What are the Costs of Invoice Discounting? | Compare Invoice Discounting Providers
Invoice discounting is an alternative solution to traditional business finance, which provides you with instant access to cash tied up in your outstanding invoices. An invoice discounting facility makes business much more flexible than an overdraft or business loan. In this article, we’re going to take a quick look at What are the Costs of Invoice Discounting and how you can weigh them up against the benefits.
For many businesses that are struggling with cash flow, the prospect of invoice discounting is a very attractive one. Rather than having to wait for 30-90-days or perhaps even 120 days for clients and customers to pay their invoices, you can get the money straight away, which means you’ve got the cash to use as you please.
Whether you’re having difficulties making ends meet or you want the freedom to expand quickly, invoice discounting can be very effective. Of course, as with all forms of lending and other financial products, there is a cost associated with the service, which may mean that some companies are put off setting up an invoice finance account with a lender.
What are the Costs of Invoice Discounting?
It’s firstly important to note that not all invoice finance providers are the same, and not all products and agreements are the same either. That means that this article won’t be able to tell you exactly how much or what are the costs of invoice discounting for your business and situation, but we can give a good idea.
Service & Discounting Fees
Generally, there are two main costs associated with invoice discounting, and they’re fairly straightforward. They might not be applicable in all cases, but they are the most commonly encountered.
The first cost that you’re likely to come across is the service fee, which is the cost of having the facility in the first place. Usually, it’s calculated as a percentage of your turnover, and the percentage is likely to change depending on the turnover too, so there can be fairly significant differences in costs here.
This is the fee that’s most likely to vary between providers. It’s also often the case that fees for discounting will be lower than factoring, as there are fewer services being provided by the credit company. In most cases this fee is payable monthly, and is agreed either in monthly periods or on a rolling agreement.
The other cost is the actual discount fee, which is the cost of the borrowing itself. For each invoice that you receive an advance for, you’ll be charged a small finance fee (similar to the interest on a loan) which is usually a few percent. This is quite simply to cover the time between you receiving the funds, and the finance provider receiving the funds from the cleared invoice.
Aside from these two main costs, there can also be additional ones that will vary from lender to lender. For instance, in some cases there might be charges to end the agreement early, because some are agreed over fixed terms.
There might also be additional services added on to the package that have other costs associated with them too, and in some cases there might even be an arrangement fee. Always make sure you know exactly what you’re looking at when making comparisons, because hidden costs can quickly add up. Try to use some example finances to see how much respective companies would cost.
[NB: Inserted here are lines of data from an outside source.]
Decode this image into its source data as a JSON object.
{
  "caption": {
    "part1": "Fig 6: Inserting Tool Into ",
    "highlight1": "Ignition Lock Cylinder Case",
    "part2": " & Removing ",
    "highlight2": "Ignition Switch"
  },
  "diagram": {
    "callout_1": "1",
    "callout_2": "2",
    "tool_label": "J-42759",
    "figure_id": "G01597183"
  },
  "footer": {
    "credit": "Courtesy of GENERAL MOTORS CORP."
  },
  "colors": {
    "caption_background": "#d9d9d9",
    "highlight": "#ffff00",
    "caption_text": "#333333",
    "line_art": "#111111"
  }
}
Invoice funding can help with cashflow within your company, it helps realise outstanding funds within 24 hours. This allows you to pay your creditors on time.
Weighing Up the Costs
When it comes to deciding if the costs are worth it in the first place, businesses will need to get a rough idea of how much the financing of each invoice is going to be worth to them. In a great many cases, the cost of the facility is negligible compared to the potential costs of having poor cash flow, which is why invoice discounting is now used by thousands of UK businesses.
Good cash flow can increase profits, and prevent the use of more expensive types of credit. It’s essential however to sit down and understand exactly how much the costs will be and whether they’re right for your business. This may mean that it’s worth consulting outside advisers.